Figure 1.

Characterization of the direct insertion of γ-secretase into phase-separated planar-supported membrane systems with atomic force microscopy (AFM). (a) Schematic representation of the experimental procedure: direct insertion followed by lipid domain reorganization and then annealing and phase coalescence. (b−e) Time course of the direct insertion of γ-secretase into preformed DOPC/sphingomyelin/cholesterol (2:2:1)-supported bilayers on a glass-supported mica sheet. (b) Image at 25 °C prior to protein addition, and the image line profile below was obtained from the indicated line segment bisecting the image. (c) Image at 37 °C immediately after the addition of solubilized γ-secretase and the image line profile. (d) Image at 37 °C at t = 18 min after the addition of solubilized γ-secretase, and the boxed regions indicate where initial direct insertion has occurred.
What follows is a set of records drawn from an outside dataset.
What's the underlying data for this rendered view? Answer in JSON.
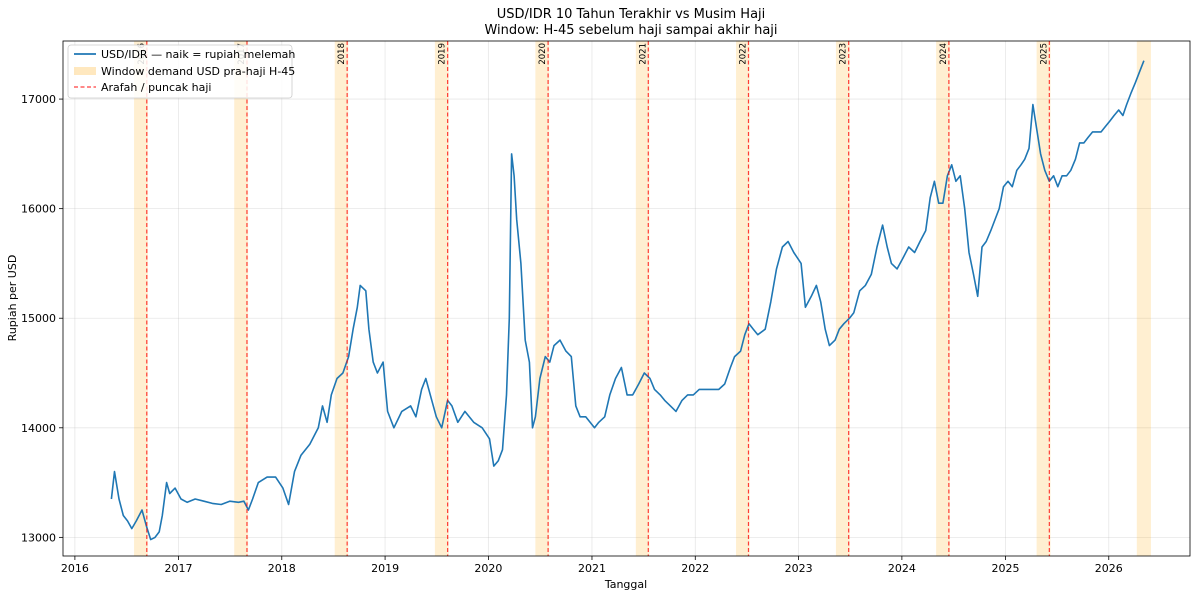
{
  "chart_data": {
    "type": "line",
    "title": "USD/IDR 10 Tahun Terakhir vs Musim Haji",
    "subtitle": "Window: H-45 sebelum haji sampai akhir haji",
    "xlabel": "Tanggal",
    "ylabel": "Rupiah per USD",
    "xlim": [
      "2015-11-20",
      "2026-10-15"
    ],
    "ylim": [
      12830,
      17530
    ],
    "x_ticks": [
      "2016",
      "2017",
      "2018",
      "2019",
      "2020",
      "2021",
      "2022",
      "2023",
      "2024",
      "2025",
      "2026"
    ],
    "y_ticks": [
      13000,
      14000,
      15000,
      16000,
      17000
    ],
    "y_tick_labels": [
      "13000",
      "14000",
      "15000",
      "16000",
      "17000"
    ],
    "grid": true,
    "legend": {
      "placement": "top-left",
      "entries": [
        {
          "label": "USD/IDR — naik = rupiah melemah",
          "kind": "line",
          "color": "#1f77b4"
        },
        {
          "label": "Window demand USD pra-haji H-45",
          "kind": "patch",
          "color": "#ffa500"
        },
        {
          "label": "Arafah / puncak haji",
          "kind": "dashed",
          "color": "#ff0000"
        }
      ]
    },
    "hajj_windows": [
      {
        "year_label": "2016",
        "start": "2016-07-28",
        "end": "2016-09-15",
        "arafah": "2016-09-11"
      },
      {
        "year_label": "2017",
        "start": "2017-07-17",
        "end": "2017-09-04",
        "arafah": "2017-08-31"
      },
      {
        "year_label": "2018",
        "start": "2018-07-07",
        "end": "2018-08-24",
        "arafah": "2018-08-20"
      },
      {
        "year_label": "2019",
        "start": "2019-06-26",
        "end": "2019-08-14",
        "arafah": "2019-08-10"
      },
      {
        "year_label": "2020",
        "start": "2020-06-15",
        "end": "2020-08-03",
        "arafah": "2020-07-30"
      },
      {
        "year_label": "2021",
        "start": "2021-06-05",
        "end": "2021-07-23",
        "arafah": "2021-07-19"
      },
      {
        "year_label": "2022",
        "start": "2022-05-25",
        "end": "2022-07-12",
        "arafah": "2022-07-08"
      },
      {
        "year_label": "2023",
        "start": "2023-05-13",
        "end": "2023-07-01",
        "arafah": "2023-06-27"
      },
      {
        "year_label": "2024",
        "start": "2024-05-01",
        "end": "2024-06-19",
        "arafah": "2024-06-15"
      },
      {
        "year_label": "2025",
        "start": "2025-04-21",
        "end": "2025-06-09",
        "arafah": "2025-06-05"
      },
      {
        "year_label": "",
        "start": "2026-04-10",
        "end": "2026-05-30",
        "arafah": ""
      }
    ],
    "series": [
      {
        "name": "USD/IDR — naik = rupiah melemah",
        "color": "#1f77b4",
        "points": [
          [
            "2016-05-09",
            13350
          ],
          [
            "2016-05-20",
            13600
          ],
          [
            "2016-06-05",
            13350
          ],
          [
            "2016-06-20",
            13200
          ],
          [
            "2016-07-05",
            13150
          ],
          [
            "2016-07-20",
            13080
          ],
          [
            "2016-08-05",
            13150
          ],
          [
            "2016-08-25",
            13250
          ],
          [
            "2016-09-10",
            13100
          ],
          [
            "2016-09-25",
            12980
          ],
          [
            "2016-10-10",
            13000
          ],
          [
            "2016-10-25",
            13050
          ],
          [
            "2016-11-05",
            13200
          ],
          [
            "2016-11-20",
            13500
          ],
          [
            "2016-12-01",
            13400
          ],
          [
            "2016-12-20",
            13450
          ],
          [
            "2017-01-10",
            13350
          ],
          [
            "2017-02-01",
            13320
          ],
          [
            "2017-03-01",
            13350
          ],
          [
            "2017-04-01",
            13330
          ],
          [
            "2017-05-01",
            13310
          ],
          [
            "2017-06-01",
            13300
          ],
          [
            "2017-07-01",
            13330
          ],
          [
            "2017-08-01",
            13320
          ],
          [
            "2017-08-20",
            13330
          ],
          [
            "2017-09-05",
            13250
          ],
          [
            "2017-09-20",
            13350
          ],
          [
            "2017-10-10",
            13500
          ],
          [
            "2017-11-10",
            13550
          ],
          [
            "2017-12-10",
            13550
          ],
          [
            "2018-01-05",
            13450
          ],
          [
            "2018-01-25",
            13300
          ],
          [
            "2018-02-15",
            13600
          ],
          [
            "2018-03-10",
            13750
          ],
          [
            "2018-04-10",
            13850
          ],
          [
            "2018-05-10",
            14000
          ],
          [
            "2018-05-25",
            14200
          ],
          [
            "2018-06-10",
            14050
          ],
          [
            "2018-06-25",
            14300
          ],
          [
            "2018-07-15",
            14450
          ],
          [
            "2018-08-05",
            14500
          ],
          [
            "2018-08-25",
            14650
          ],
          [
            "2018-09-10",
            14900
          ],
          [
            "2018-09-25",
            15100
          ],
          [
            "2018-10-05",
            15300
          ],
          [
            "2018-10-25",
            15250
          ],
          [
            "2018-11-05",
            14900
          ],
          [
            "2018-11-20",
            14600
          ],
          [
            "2018-12-05",
            14500
          ],
          [
            "2018-12-25",
            14600
          ],
          [
            "2019-01-10",
            14150
          ],
          [
            "2019-02-01",
            14000
          ],
          [
            "2019-03-01",
            14150
          ],
          [
            "2019-04-01",
            14200
          ],
          [
            "2019-04-20",
            14100
          ],
          [
            "2019-05-10",
            14350
          ],
          [
            "2019-05-25",
            14450
          ],
          [
            "2019-06-15",
            14250
          ],
          [
            "2019-07-01",
            14100
          ],
          [
            "2019-07-20",
            14000
          ],
          [
            "2019-08-10",
            14250
          ],
          [
            "2019-08-25",
            14200
          ],
          [
            "2019-09-15",
            14050
          ],
          [
            "2019-10-10",
            14150
          ],
          [
            "2019-11-10",
            14050
          ],
          [
            "2019-12-10",
            14000
          ],
          [
            "2020-01-05",
            13900
          ],
          [
            "2020-01-20",
            13650
          ],
          [
            "2020-02-05",
            13700
          ],
          [
            "2020-02-20",
            13800
          ],
          [
            "2020-03-05",
            14300
          ],
          [
            "2020-03-15",
            15000
          ],
          [
            "2020-03-23",
            16500
          ],
          [
            "2020-04-01",
            16300
          ],
          [
            "2020-04-10",
            15900
          ],
          [
            "2020-04-25",
            15500
          ],
          [
            "2020-05-10",
            14800
          ],
          [
            "2020-05-25",
            14600
          ],
          [
            "2020-06-05",
            14000
          ],
          [
            "2020-06-15",
            14100
          ],
          [
            "2020-07-01",
            14450
          ],
          [
            "2020-07-20",
            14650
          ],
          [
            "2020-08-05",
            14600
          ],
          [
            "2020-08-20",
            14750
          ],
          [
            "2020-09-10",
            14800
          ],
          [
            "2020-10-01",
            14700
          ],
          [
            "2020-10-20",
            14650
          ],
          [
            "2020-11-05",
            14200
          ],
          [
            "2020-11-20",
            14100
          ],
          [
            "2020-12-10",
            14100
          ],
          [
            "2021-01-10",
            14000
          ],
          [
            "2021-01-25",
            14050
          ],
          [
            "2021-02-15",
            14100
          ],
          [
            "2021-03-05",
            14300
          ],
          [
            "2021-03-25",
            14450
          ],
          [
            "2021-04-15",
            14550
          ],
          [
            "2021-05-05",
            14300
          ],
          [
            "2021-05-25",
            14300
          ],
          [
            "2021-06-15",
            14400
          ],
          [
            "2021-07-05",
            14500
          ],
          [
            "2021-07-25",
            14450
          ],
          [
            "2021-08-10",
            14350
          ],
          [
            "2021-08-30",
            14300
          ],
          [
            "2021-09-15",
            14250
          ],
          [
            "2021-10-05",
            14200
          ],
          [
            "2021-10-25",
            14150
          ],
          [
            "2021-11-15",
            14250
          ],
          [
            "2021-12-05",
            14300
          ],
          [
            "2021-12-25",
            14300
          ],
          [
            "2022-01-15",
            14350
          ],
          [
            "2022-02-05",
            14350
          ],
          [
            "2022-03-01",
            14350
          ],
          [
            "2022-03-25",
            14350
          ],
          [
            "2022-04-15",
            14400
          ],
          [
            "2022-05-05",
            14550
          ],
          [
            "2022-05-20",
            14650
          ],
          [
            "2022-06-10",
            14700
          ],
          [
            "2022-06-25",
            14850
          ],
          [
            "2022-07-10",
            14950
          ],
          [
            "2022-07-25",
            14900
          ],
          [
            "2022-08-10",
            14850
          ],
          [
            "2022-09-05",
            14900
          ],
          [
            "2022-09-25",
            15150
          ],
          [
            "2022-10-15",
            15450
          ],
          [
            "2022-11-05",
            15650
          ],
          [
            "2022-11-25",
            15700
          ],
          [
            "2022-12-15",
            15600
          ],
          [
            "2023-01-10",
            15500
          ],
          [
            "2023-01-25",
            15100
          ],
          [
            "2023-02-15",
            15200
          ],
          [
            "2023-03-05",
            15300
          ],
          [
            "2023-03-20",
            15150
          ],
          [
            "2023-04-05",
            14900
          ],
          [
            "2023-04-20",
            14750
          ],
          [
            "2023-05-10",
            14800
          ],
          [
            "2023-05-25",
            14900
          ],
          [
            "2023-06-10",
            14950
          ],
          [
            "2023-06-30",
            15000
          ],
          [
            "2023-07-15",
            15050
          ],
          [
            "2023-08-05",
            15250
          ],
          [
            "2023-08-25",
            15300
          ],
          [
            "2023-09-15",
            15400
          ],
          [
            "2023-10-05",
            15650
          ],
          [
            "2023-10-25",
            15850
          ],
          [
            "2023-11-10",
            15650
          ],
          [
            "2023-11-25",
            15500
          ],
          [
            "2023-12-15",
            15450
          ],
          [
            "2024-01-05",
            15550
          ],
          [
            "2024-01-25",
            15650
          ],
          [
            "2024-02-15",
            15600
          ],
          [
            "2024-03-05",
            15700
          ],
          [
            "2024-03-25",
            15800
          ],
          [
            "2024-04-10",
            16100
          ],
          [
            "2024-04-25",
            16250
          ],
          [
            "2024-05-10",
            16050
          ],
          [
            "2024-05-25",
            16050
          ],
          [
            "2024-06-10",
            16300
          ],
          [
            "2024-06-25",
            16400
          ],
          [
            "2024-07-10",
            16250
          ],
          [
            "2024-07-25",
            16300
          ],
          [
            "2024-08-10",
            16000
          ],
          [
            "2024-08-25",
            15600
          ],
          [
            "2024-09-10",
            15400
          ],
          [
            "2024-09-25",
            15200
          ],
          [
            "2024-10-10",
            15650
          ],
          [
            "2024-10-25",
            15700
          ],
          [
            "2024-11-10",
            15800
          ],
          [
            "2024-11-25",
            15900
          ],
          [
            "2024-12-10",
            16000
          ],
          [
            "2024-12-25",
            16200
          ],
          [
            "2025-01-10",
            16250
          ],
          [
            "2025-01-25",
            16200
          ],
          [
            "2025-02-10",
            16350
          ],
          [
            "2025-02-25",
            16400
          ],
          [
            "2025-03-10",
            16450
          ],
          [
            "2025-03-25",
            16550
          ],
          [
            "2025-04-08",
            16950
          ],
          [
            "2025-04-20",
            16750
          ],
          [
            "2025-05-05",
            16500
          ],
          [
            "2025-05-20",
            16350
          ],
          [
            "2025-06-05",
            16250
          ],
          [
            "2025-06-20",
            16300
          ],
          [
            "2025-07-05",
            16200
          ],
          [
            "2025-07-20",
            16300
          ],
          [
            "2025-08-05",
            16300
          ],
          [
            "2025-08-20",
            16350
          ],
          [
            "2025-09-05",
            16450
          ],
          [
            "2025-09-20",
            16600
          ],
          [
            "2025-10-05",
            16600
          ],
          [
            "2025-10-20",
            16650
          ],
          [
            "2025-11-05",
            16700
          ],
          [
            "2025-11-20",
            16700
          ],
          [
            "2025-12-05",
            16700
          ],
          [
            "2025-12-20",
            16750
          ],
          [
            "2026-01-05",
            16800
          ],
          [
            "2026-01-20",
            16850
          ],
          [
            "2026-02-05",
            16900
          ],
          [
            "2026-02-20",
            16850
          ],
          [
            "2026-03-05",
            16950
          ],
          [
            "2026-03-20",
            17050
          ],
          [
            "2026-04-05",
            17150
          ],
          [
            "2026-04-20",
            17250
          ],
          [
            "2026-05-05",
            17350
          ]
        ]
      }
    ]
  }
}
The three-dimensional (3D) image inset is zoomed in to show the 3D topography of an insertion event (scale bar 100 nm). (e) Image at 31 °C t = 37 min after the addition of solubilized γ-secretase and the image line profile. (f) Image (zoomed out to 10 × 10 μm²) at 25 °C after the addition of γ-secretase after 120 min of incubation time and cooling and the image line profile.